Então, em Maria que subiu aos céus nós contemplamos Aquela que, por um privilégio singular, com a alma e com o corpo, se tornou partícipe da vitória definitiva de Cristo sobre a morte. “Terminando o curso da sua vida terrena — diz o Concílio Vaticano II — foi levada à glória celeste em corpo e alma, e exaltada pelo Senhor como Rainha do Universo, para que se parecesse mais com o seu Filho, Senhor dos Senhores” (cf. Ap 19, 16) e vencedor do pecado e da morte” (Lumen gentium, 59). Na Virgem da Assunção ao céu contemplamos a coroação da sua fé, daquele caminho de fé que Ela indica à Igreja e a cada um de nós: Aquela que em cada momento acolheu a Palavra de Deus, subiu ao céu, ou seja, Ela mesma foi acolhida pelo Filho naquela “morada”, que nos preparou com a sua morte e ressurreição (cf. Jo 14, 2-3).
A vida do homem na terra — como nos recordou a primeira leitura — é um caminho que se realiza, constantemente, na tensão da luta entre o dragão e a mulher, entre o bem e o mal.
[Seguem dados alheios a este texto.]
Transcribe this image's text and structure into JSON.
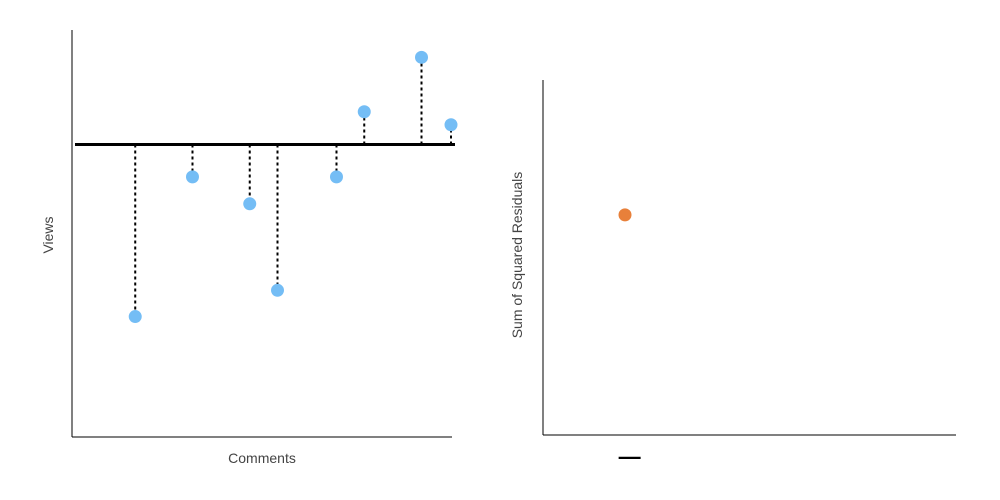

Esta é a situação da história humana: é como uma viagem num mar frequentemente borrascoso; Maria é a estrela que nos orienta para o seu Filho Jesus, “Sol nascido acima das trevas da história” (cf. Spe salvi, 49) e concede-nos a esperança de que temos necessidade: a esperança de que podemos vencer, que Deus venceu e que, com o Batismo, entramos nesta vitória. Não sucumbimos definitivamente: Deus ajuda-nos e guia-nos. Esta é a esperança: esta presença do Senhor em nós, que se torna visível em Maria que subiu ao céu. “Nela (…) — leremos daqui a pouco no Prefácio desta Solenidade — fizestes resplandecer para o vosso povo peregrino sobre a terra, um sinal de consolação e de esperança segura”.
Com São Bernardo, místico cantor da Virgem Santa, assim a invocamos: “Suplicamos-te, ó bendita, pela graça que Tu encontraste, por aquelas prerrogativas que Tu mereceste, pela Misericórdia que Tu deste à luz, faz com que Aquele que por ti se dignou tornar-se partícipe da nossa miséria e enfermidade, graças à sua intercessão, nos torne partícipes das suas graças, da sua bem-aventurança e da sua glória eterna, Jesus Cristo, teu Filho, nosso Senhor, que está acima de todas as coisas, Deus bendito nos séculos dos séculos. Amém” (Sermo 2 de Adventu, 5: pl 183, 43).